Я взял у Петра Андреевича фонарик и посветил в гнезда. В одно, второе, третье. И разочарованно присвистнул! Вот те и знаменитые птицы! Вот те багдетты и трубачи! Во всех гнездах сидели носатые, голоногие, грязные, захватанные десятками мальчишеских рук, беспородные птицы! В любом углу мира цена таким — медная деньга, и не стоило из-за них, право, рисковать головой. А ведь славный мальчишка, конечно же, ставил голову на кон в опасной игре. Наткнись гестаповцы на тайник, — и Пауль, и его мать наверняка угодили бы в тюрьму.

Сколько должен был пережить мальчишка, сколько усилий потратить, чтобы добывать своим птицам зерно, которого не хватало и людям!

И все — ради чего? Ради вот этой разной разноты?

Я даже негромко вздохнул, подумав об этом.

Пауль, наверно, услышал, как я вздохнул. А может, заметил выражение неудовольствия на моем лице. Несколько секунд растерянность или недоумение владели им, но вдруг он хлопнул себя по лбу. запустил руку в одно из гнезд и достал крошечного, видно, трехдневного птенца. Протянул мне его на ладони и сказал гордо:

— Бухаришэ троммэльтаубэ!.

— Вот как! — удивился я, и впрямь подмечая в маленьком голубишке черты его знаменитой породы. — Как же так: родители-то вон совсем дешевые...

Пауль рассмеялся:

— На спина кошка не надо искать мех куница. Это есть кормилка.

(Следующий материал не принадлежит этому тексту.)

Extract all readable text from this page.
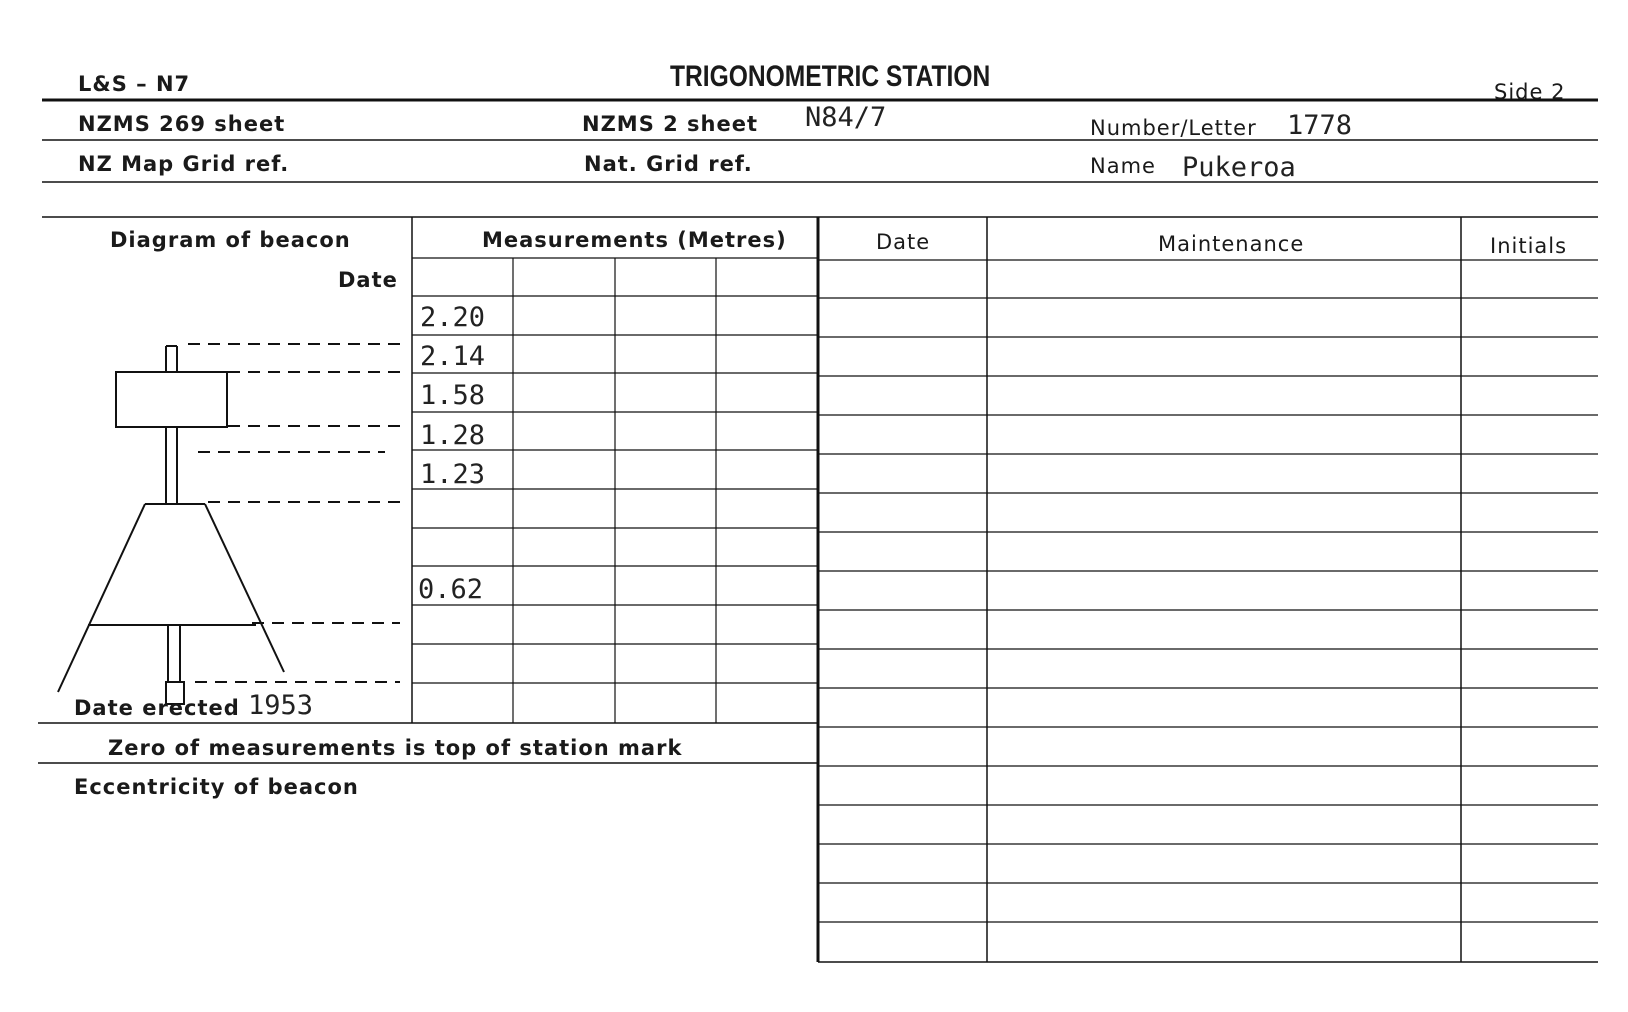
L&S – N7	TRIGONOMETRIC STATION	Side 2
NZMS 269 sheet	NZMS 2 sheet N84/7	Number/Letter 1778
NZ Map Grid ref.	Nat. Grid ref.	Name Pukeroa
Diagram of beacon
Date
Date erected 1953
Measurements (Metres)
2.20
2.14
1.58
1.28
1.23
0.62
Zero of measurements is top of station mark
Eccentricity of beacon
Date	Maintenance	Initials
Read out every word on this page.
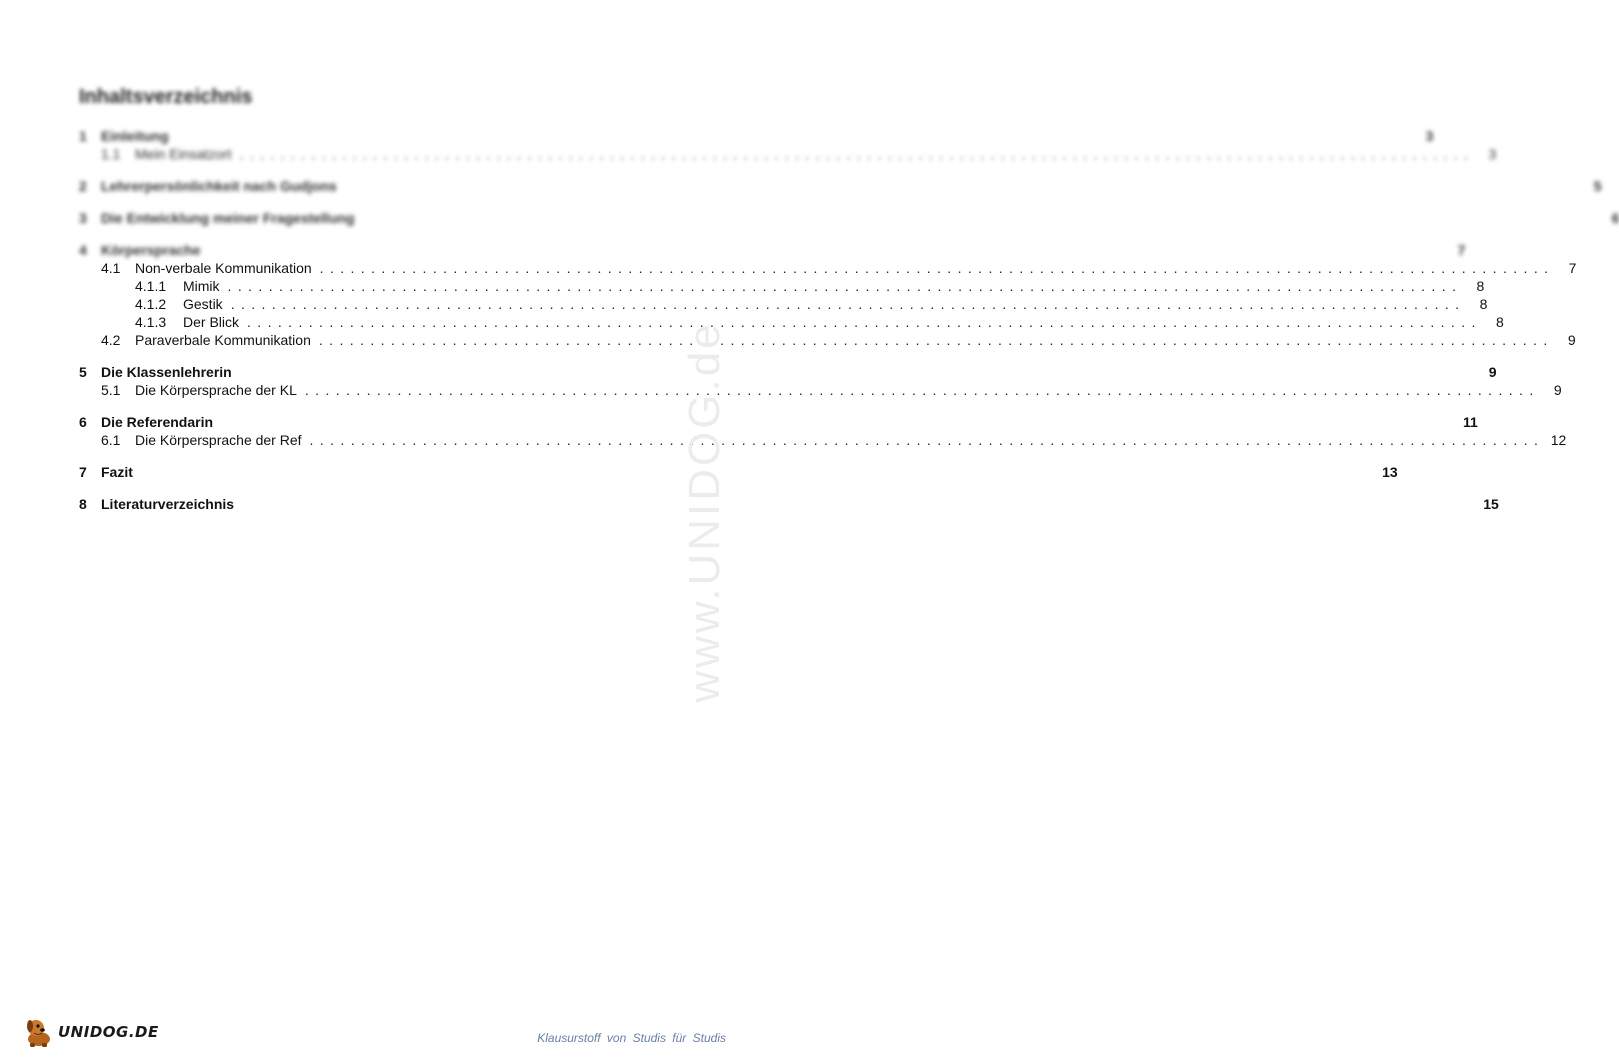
Inhaltsverzeichnis
1	Einleitung	3
1.1	Mein Einsatzort ........................................................................................................................	3
2	Lehrerpersönlichkeit nach Gudjons	5
3	Die Entwicklung meiner Fragestellung	6
4	Körpersprache	7
4.1	Non-verbale Kommunikation ........................................................................................................................	7
4.1.1	Mimik ........................................................................................................................	8
4.1.2	Gestik ........................................................................................................................	8
4.1.3	Der Blick ........................................................................................................................	8
4.2	Paraverbale Kommunikation ........................................................................................................................	9
5	Die Klassenlehrerin	9
5.1	Die Körpersprache der KL ........................................................................................................................	9
6	Die Referendarin	11
6.1	Die Körpersprache der Ref ........................................................................................................................ 12
7	Fazit	13
8	Literaturverzeichnis	15
www.UNIDOG.de
UNIDOG.DE	Klausurstoff von Studis für Studis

И только тут мне в голову пришла запоздалая догадка. Чтобы убедиться в ней, я напустился на Пауля:

— Ты же говорил, что птиц убили нацисты. Это неправда?

— Нет, я правда сказал.

— Тогда что это за кормилки и чьих птенцов они выкармливают?

Вот что мы узнали из слов Пауля.

Нишу в подвале выкопал не он, а покойный отец. Старый учитель, опасаясь ареста, волновался за судьбу своих редких птиц и несколько ночей тихонько действовал ломом и лопаткой в подвале.

Пауль в это время сидел в кухне и должен был постучать в пол, если обнаружит опасность.

Учителя арестовали раньше, чем он успел спрятать птиц в подвал.

Из лагеря отец прислал письмо, прося сына хранить память о птицах, помучиться ради них.

Полковник недоверчиво посмотрел на Пауля:

— Ведь наци убили голубей при отце?

— Да.

— Тогда для чего была написана эта странная записка? Отец же знал, что птицы мертвы.

Мальчик утвердительно кивнул головой. Разумеется, отец знал об этом. Но он еще знал свою семью, своего сына, которому сумел привить прочную любовь к птице. Отец надеялся, что сын поймет его намек. Прямо написать он не мог, боясь, что гестаповцы прочтут письмо.

Но оказалось, что сын догадался обо всем еще до записки отца. Ведь была весна, и в каждом гнезде лежали яйца. Большинство из них были снесены только что. Нацисты, убив птиц, не тронули гнезд.

Пауль знал: свежие яйца можно даже через десять-пятнадцать дней положить под птиц, и из яиц вылупятся малыши. Тогда не пропадут знаменитые бухарские трубачи и египетские карьеры, бельгийские почтари и немецкие выставочные птицы.

Пауль собрал яйца, снес их в подвал и разложил по гнездам. Затем он выпросил у матери несколько наволочек, старое пальто и немного желудевого кофе и побежал к знакомым голубятникам. С огромным трудом выменял у мальчишек на все эти вещи самую бросовую, самую дешевую птицу. Условие было только одно: Пауль покупал те пары голубей, у которых только что появились яйца.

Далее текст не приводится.